Liu Xinwang, Li Miaomiao, Tang Chang, Xia Jingyuan, Xiong Jian, Liu Li, Kloft Marius, Zhu En
IEEE Trans Pattern Anal Mach Intell. 2021 Aug;43(8):2634-2646. doi: 10.1109/TPAMI.2020.2974828. Epub 2021 Jul 1.
Incomplete multi-view clustering (IMVC) optimally combines multiple pre-specified incomplete views to improve clustering performance. Among various excellent solutions, the recently proposed multiple kernel k-means with incomplete kernels (MKKM-IK) forms a benchmark, which redefines IMVC as a joint optimization problem where the clustering and kernel matrix imputation tasks are alternately performed until convergence. Though demonstrating promising performance in various applications, we observe that the manner of kernel matrix imputation in MKKM-IK would incur intensive computational and storage complexities, over-complicated optimization and limitedly improved clustering performance. In this paper, we first propose an Efficient and Effective Incomplete Multi-view Clustering (EE-IMVC) algorithm to address these issues. Instead of completing the incomplete kernel matrices, EE-IMVC proposes to impute each incomplete base matrix generated by incomplete views with a learned consensus clustering matrix. Moreover, we further improve this algorithm by incorporating prior knowledge to regularize the learned consensus clustering matrix. Two three-step iterative algorithms are carefully developed to solve the resultant optimization problems with linear computational complexity, and their convergence is theoretically proven. After that, we theoretically study the generalization bound of the proposed algorithms. Furthermore, we conduct comprehensive experiments to study the proposed algorithms in terms of clustering accuracy, evolution of the learned consensus clustering matrix and the convergence. As indicated, our algorithms deliver their effectiveness by significantly and consistently outperforming some state-of-the-art ones.

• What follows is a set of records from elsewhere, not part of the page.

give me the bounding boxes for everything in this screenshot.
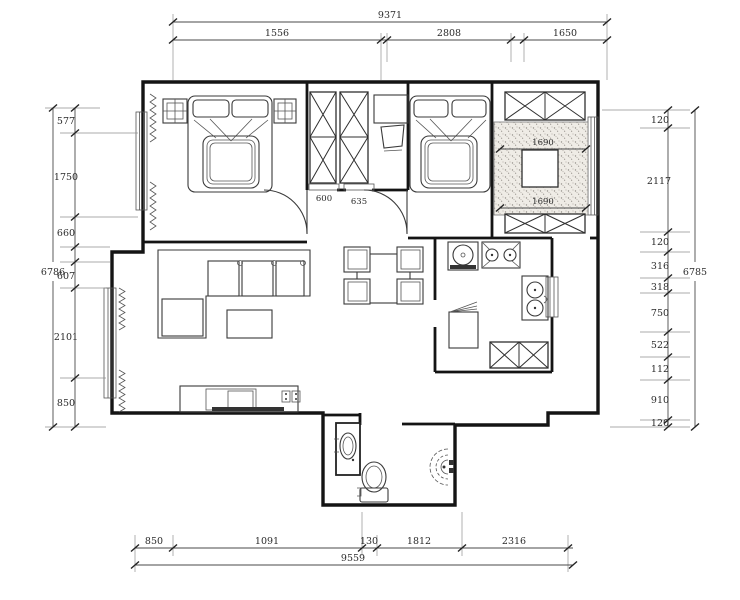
- dim-bottom-seg-1: 1091: [255, 536, 279, 547]
- dim-top-seg-0: 1556: [265, 28, 289, 39]
- floor-plan-drawing: 1690 1690: [0, 0, 740, 600]
- dim-bottom-seg-3: 1812: [407, 536, 431, 547]
- dim-top-overall: 9371: [378, 10, 402, 21]
- dimensions-bottom: 850 1091 130 1812 2316 9559: [131, 512, 577, 572]
- bedroom1-door: [264, 184, 339, 234]
- dim-left-seg-4: 2101: [54, 332, 78, 343]
- dim-right-seg-5: 750: [651, 308, 669, 319]
- dim-right-seg-1: 2117: [647, 176, 671, 187]
- dimensions-right: 6785 120 2117 120 316 318 750 522 112 91…: [602, 107, 707, 431]
- living-room-window: [104, 288, 125, 412]
- dim-left-seg-0: 577: [57, 116, 75, 127]
- balcony-dim-lower-label: 1690: [532, 197, 554, 207]
- dim-bottom-seg-0: 850: [145, 536, 163, 547]
- sofa: [158, 250, 310, 338]
- dim-right-seg-4: 318: [651, 282, 669, 293]
- dim-left-seg-2: 660: [57, 228, 75, 239]
- dim-right-seg-2: 120: [651, 237, 669, 248]
- dining-chair: [344, 279, 370, 304]
- bedroom1-nightstand-right: [274, 99, 296, 123]
- dim-left-seg-1: 1750: [54, 172, 78, 183]
- kitchen-sink: [522, 276, 548, 320]
- hall-opening-dims: 600 635: [316, 194, 367, 207]
- hall-opening-right-label: 635: [351, 197, 367, 207]
- hall-wardrobe-1: [310, 92, 336, 183]
- bedroom2-bed: [410, 96, 490, 192]
- dim-right-seg-6: 522: [651, 340, 669, 351]
- coffee-table: [227, 310, 272, 338]
- dim-right-seg-8: 910: [651, 395, 669, 406]
- dining-chair: [397, 247, 423, 272]
- tv-stand: [180, 386, 300, 412]
- dim-right-seg-3: 316: [651, 261, 669, 272]
- desk-chair: [381, 125, 404, 151]
- hall-wardrobe-2: [340, 92, 368, 183]
- bedroom1-nightstand-left: [163, 99, 187, 123]
- balcony-cabinet-bottom: [505, 214, 585, 233]
- dim-top-seg-2: 1650: [553, 28, 577, 39]
- dim-bottom-overall: 9559: [341, 553, 365, 564]
- dim-right-seg-7: 112: [651, 364, 669, 375]
- bedroom2-door: [344, 184, 407, 234]
- desk: [374, 95, 408, 123]
- bedroom1-bed: [188, 96, 272, 192]
- hall-opening-left-label: 600: [316, 194, 332, 204]
- dim-bottom-seg-2: 130: [360, 536, 378, 547]
- fridge: [449, 302, 478, 348]
- dim-top-seg-1: 2808: [437, 28, 461, 39]
- dim-left-seg-3: 607: [57, 271, 75, 282]
- shower-head: [430, 449, 454, 485]
- balcony-cabinet-top: [505, 92, 585, 120]
- dimensions-top: 9371 1556 2808 1650: [169, 10, 611, 80]
- dining-chair: [397, 279, 423, 304]
- dim-right-seg-9: 120: [651, 418, 669, 429]
- kitchen-cabinet: [490, 342, 548, 368]
- balcony-dim-upper-label: 1690: [532, 138, 554, 148]
- bedroom1-window: [136, 94, 156, 230]
- dim-right-seg-0: 120: [651, 115, 669, 126]
- toilet: [357, 462, 388, 502]
- balcony-storage: 1690 1690: [494, 92, 590, 233]
- bathroom-vanity: [334, 423, 360, 475]
- balcony-inner-box: [522, 150, 558, 187]
- dim-right-overall: 6785: [683, 267, 707, 278]
- tv-panel: [212, 407, 284, 411]
- stove: [482, 242, 520, 268]
- dim-bottom-seg-4: 2316: [502, 536, 526, 547]
- floor-plan-canvas: 1690 1690: [0, 0, 740, 600]
- washing-machine: [448, 242, 478, 270]
- dining-chair: [344, 247, 370, 272]
- dim-left-seg-5: 850: [57, 398, 75, 409]
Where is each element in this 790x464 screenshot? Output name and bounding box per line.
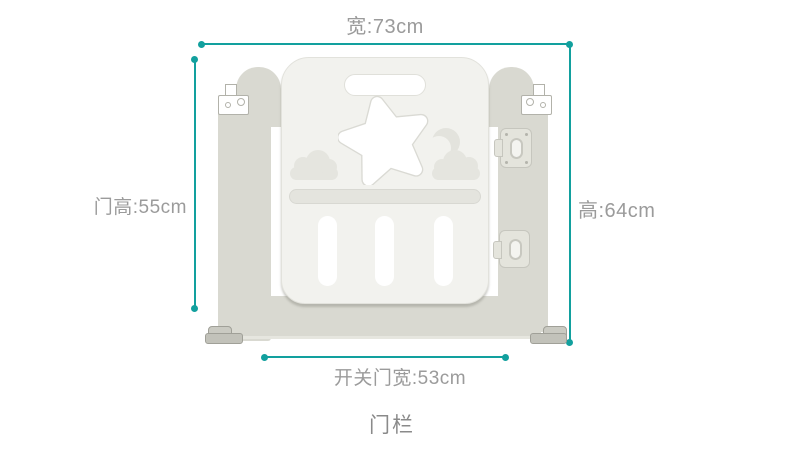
upper-latch	[500, 128, 532, 168]
left-hinge-bracket	[217, 83, 250, 115]
dimension-endpoint-dot	[261, 354, 268, 361]
cloud-icon	[288, 150, 340, 182]
lower-latch	[499, 230, 530, 268]
slat-cutout	[318, 216, 337, 286]
right-hinge-bracket	[520, 83, 553, 115]
door-height-dimension-line	[194, 59, 196, 308]
product-caption: 门栏	[292, 409, 492, 439]
width-dimension-label: 宽:73cm	[285, 10, 485, 39]
dimension-endpoint-dot	[198, 41, 205, 48]
left-foot	[205, 324, 244, 345]
cloud-icon	[430, 150, 482, 182]
dimension-endpoint-dot	[191, 56, 198, 63]
handle-cutout	[344, 74, 426, 96]
width-dimension-line	[201, 43, 570, 45]
height-dimension-label: 高:64cm	[578, 194, 688, 223]
star-cutout-icon	[338, 95, 432, 185]
door-width-dimension-line	[264, 356, 506, 358]
right-foot	[530, 324, 568, 345]
dimension-endpoint-dot	[502, 354, 509, 361]
door-height-dimension-label: 门高:55cm	[90, 192, 187, 219]
dimension-endpoint-dot	[191, 305, 198, 312]
door-rail	[289, 189, 481, 204]
slat-cutout	[375, 216, 394, 286]
gate-door-panel	[281, 57, 489, 304]
slat-cutout	[434, 216, 453, 286]
product-dimension-diagram: 宽:73cm 门高:55cm 高:64cm 开关门宽:53cm 门栏	[0, 0, 790, 464]
door-width-dimension-label: 开关门宽:53cm	[300, 363, 500, 390]
height-dimension-line	[569, 44, 571, 342]
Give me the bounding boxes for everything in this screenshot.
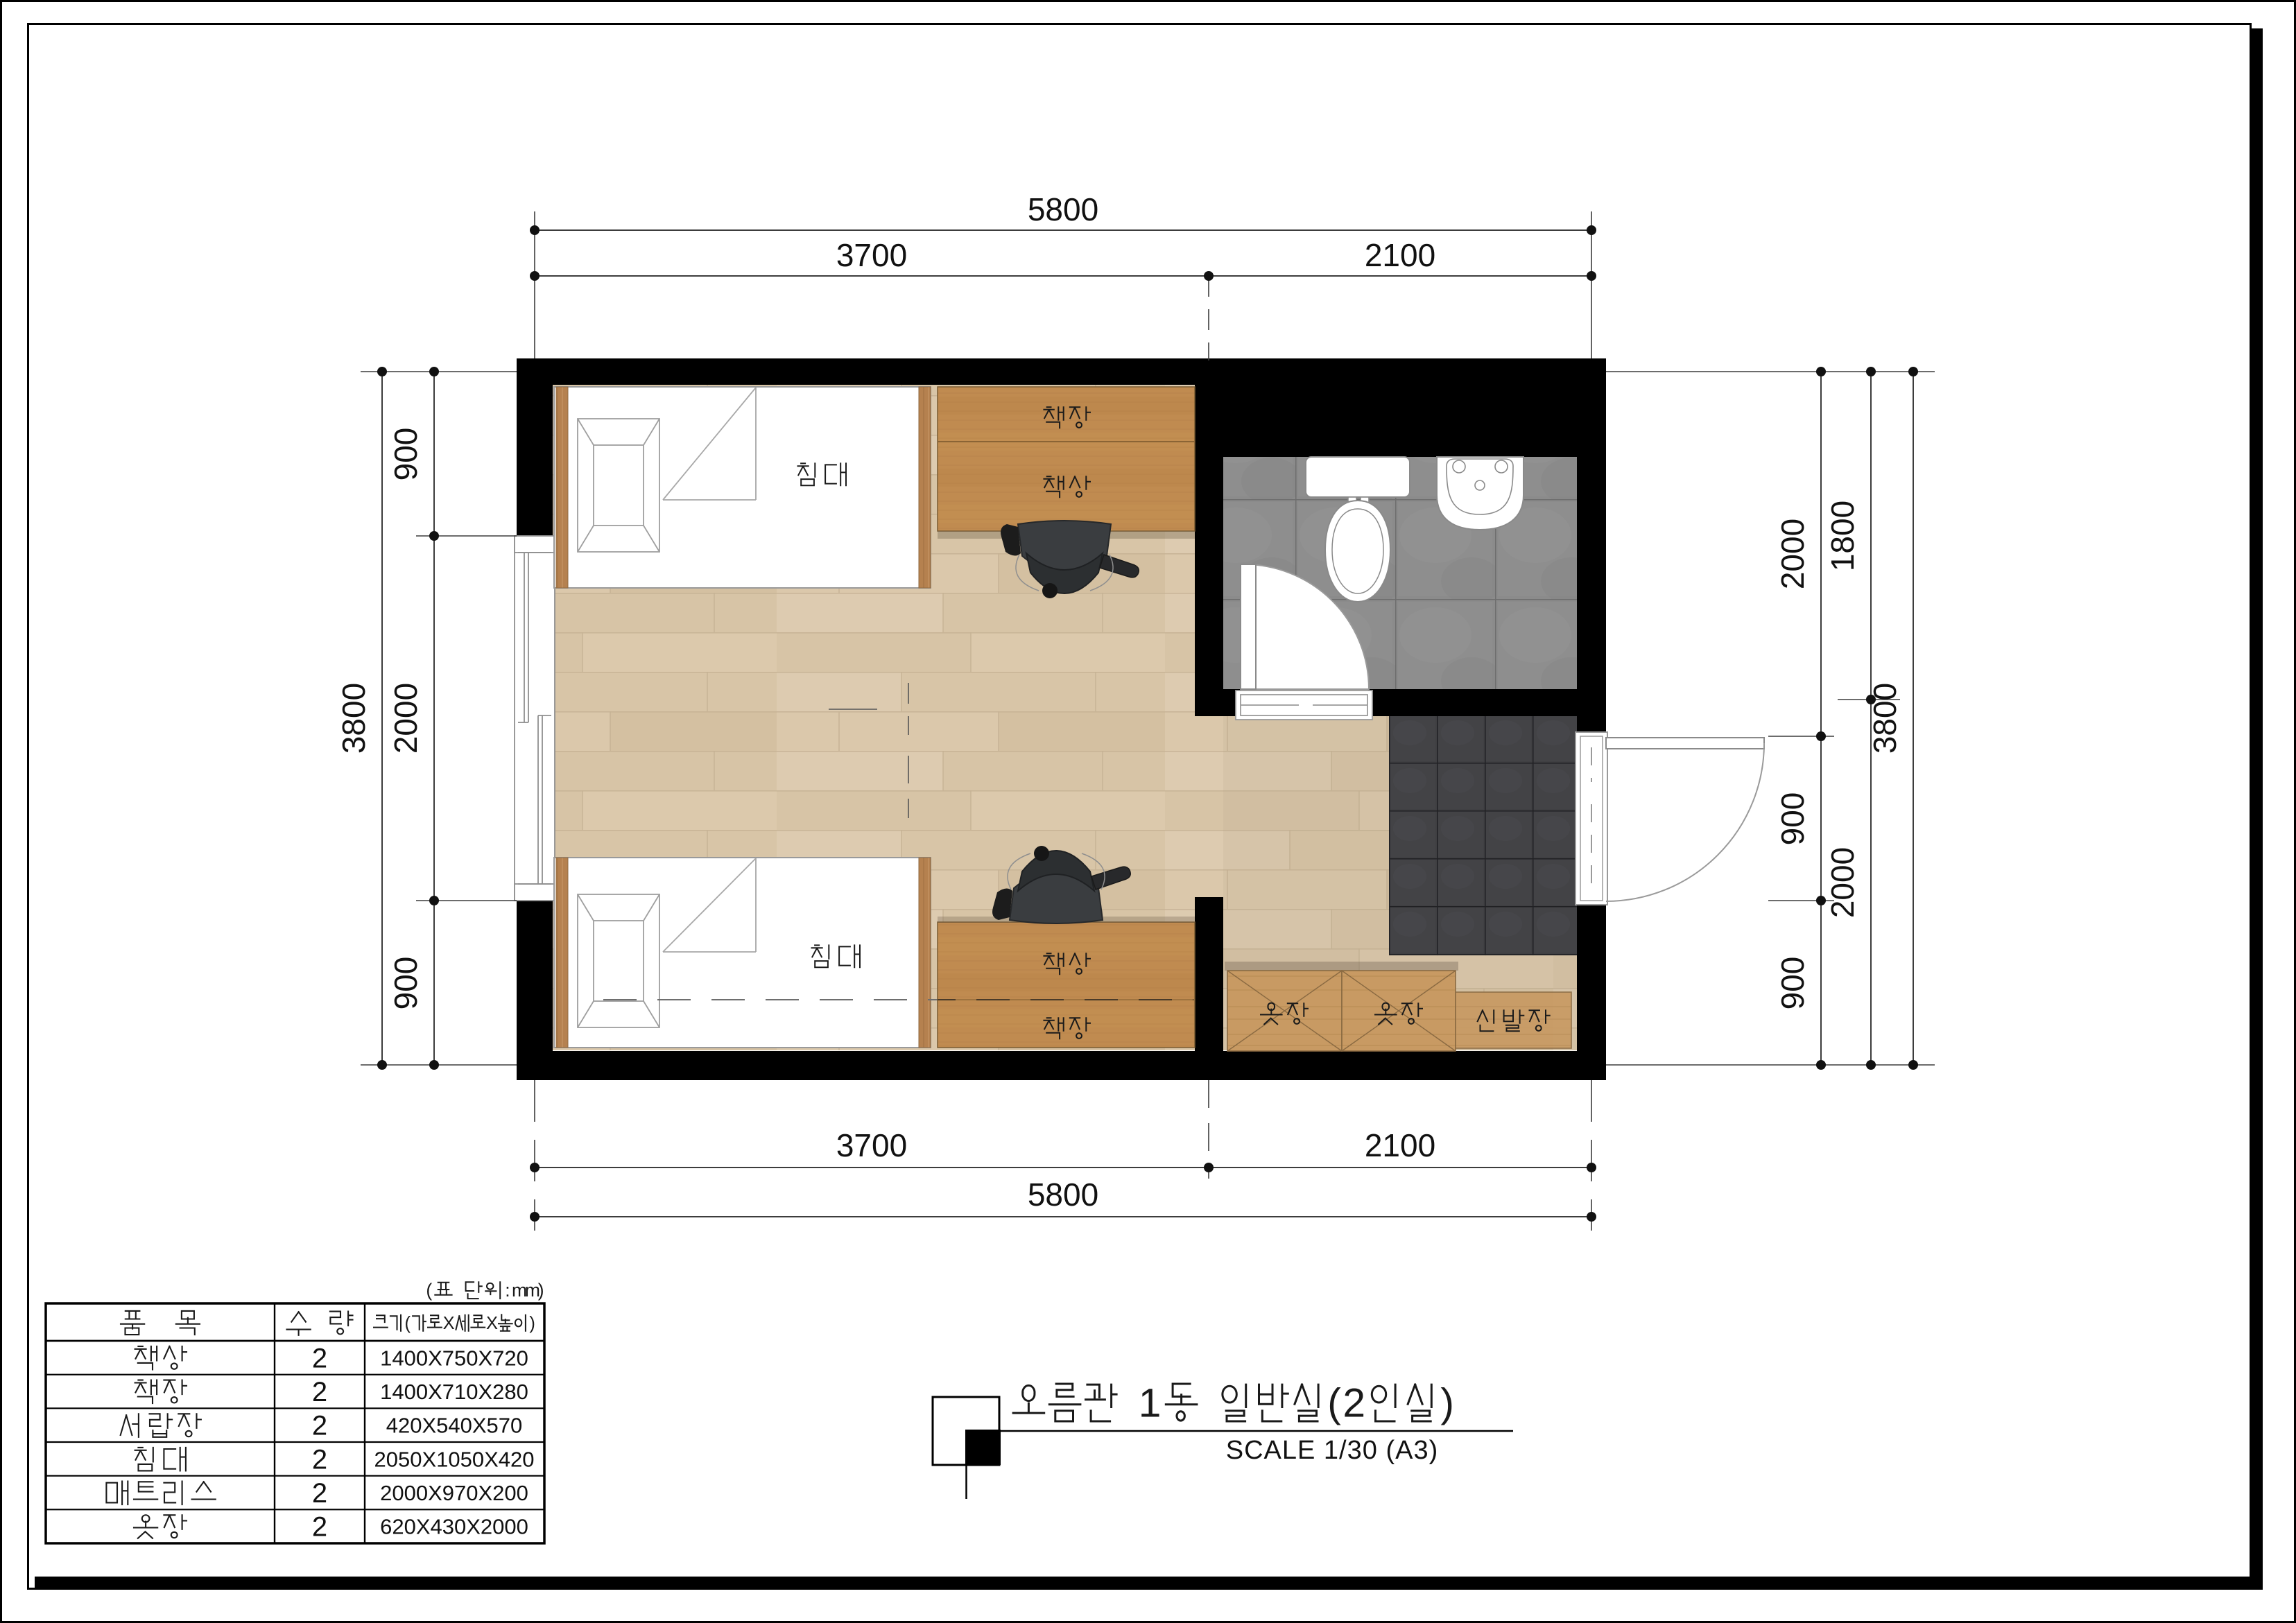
svg-text:(: ( [1327, 1380, 1341, 1425]
svg-text:(: ( [405, 1314, 411, 1333]
svg-text:X: X [443, 1314, 455, 1333]
svg-text:2050X1050X420: 2050X1050X420 [374, 1447, 534, 1471]
svg-text:2100: 2100 [1365, 237, 1435, 273]
svg-text:X: X [486, 1314, 498, 1333]
svg-text:2: 2 [312, 1512, 327, 1543]
svg-text:2000: 2000 [388, 683, 424, 754]
svg-text:2: 2 [312, 1444, 327, 1475]
svg-text:3700: 3700 [836, 1127, 907, 1163]
svg-text:2000: 2000 [1824, 847, 1861, 918]
svg-text:5800: 5800 [1028, 1177, 1098, 1213]
svg-text:(: ( [426, 1280, 432, 1301]
svg-text:900: 900 [388, 428, 424, 481]
svg-text:1: 1 [1139, 1380, 1162, 1425]
svg-text:3800: 3800 [1867, 683, 1903, 754]
svg-text:5800: 5800 [1028, 191, 1098, 227]
svg-text:): ) [1440, 1380, 1454, 1425]
svg-text:1400X750X720: 1400X750X720 [380, 1346, 528, 1370]
svg-text:3800: 3800 [336, 683, 372, 754]
svg-text:2000: 2000 [1775, 519, 1811, 589]
svg-text:2: 2 [312, 1343, 327, 1373]
svg-text::: : [505, 1280, 510, 1301]
svg-text:420X540X570: 420X540X570 [386, 1414, 523, 1438]
svg-text:2: 2 [312, 1377, 327, 1407]
svg-text:): ) [529, 1314, 535, 1333]
svg-text:3700: 3700 [836, 237, 907, 273]
svg-text:900: 900 [388, 957, 424, 1010]
svg-text:1800: 1800 [1824, 501, 1861, 571]
svg-text:2: 2 [312, 1478, 327, 1509]
svg-text:900: 900 [1775, 792, 1811, 846]
svg-text:1400X710X280: 1400X710X280 [380, 1380, 528, 1404]
svg-text:900: 900 [1775, 957, 1811, 1010]
svg-text:SCALE 1/30 (A3): SCALE 1/30 (A3) [1226, 1436, 1438, 1465]
svg-text:2100: 2100 [1365, 1127, 1435, 1163]
svg-text:2000X970X200: 2000X970X200 [380, 1481, 528, 1505]
svg-text:620X430X2000: 620X430X2000 [380, 1515, 528, 1539]
svg-text:2: 2 [1343, 1380, 1365, 1425]
svg-text:): ) [538, 1280, 544, 1301]
svg-text:2: 2 [312, 1411, 327, 1441]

不完全多视图聚类(IMVC)通过最优地组合多个预先指定的不完全视图来提高聚类性能。在各种优秀的解决方案中,最近提出的具有不完全核的多核k均值(MKKM-IK)形成了一个基准,它将IMVC重新定义为一个联合优化问题,其中聚类和核矩阵插补任务交替执行直到收敛。尽管MKKM-IK在各种应用中表现出了有前景的性能,但我们观察到MKKM-IK中的核矩阵插补方式会带来密集的计算和存储复杂度、过度复杂的优化以及有限的聚类性能提升。在本文中,我们首先提出一种高效有效的不完全多视图聚类(EE-IMVC)算法来解决这些问题。EE-IMVC不是完成不完全核矩阵,而是提议用一个学习到的共识聚类矩阵来插补由不完全视图生成的每个不完全基矩阵。此外,我们通过纳入先验知识来正则化学习到的共识聚类矩阵,进一步改进了该算法。精心开发了两种三步迭代算法来解决具有线性计算复杂度的所得优化问题,并从理论上证明了它们的收敛性。之后,我们从理论上研究了所提出算法的泛化界。此外,我们进行了全面的实验,从聚类准确性、学习到的共识聚类矩阵的演化以及收敛性方面研究了所提出的算法。结果表明,我们的算法通过显著且持续地优于一些现有最先进算法,展现出了其有效性。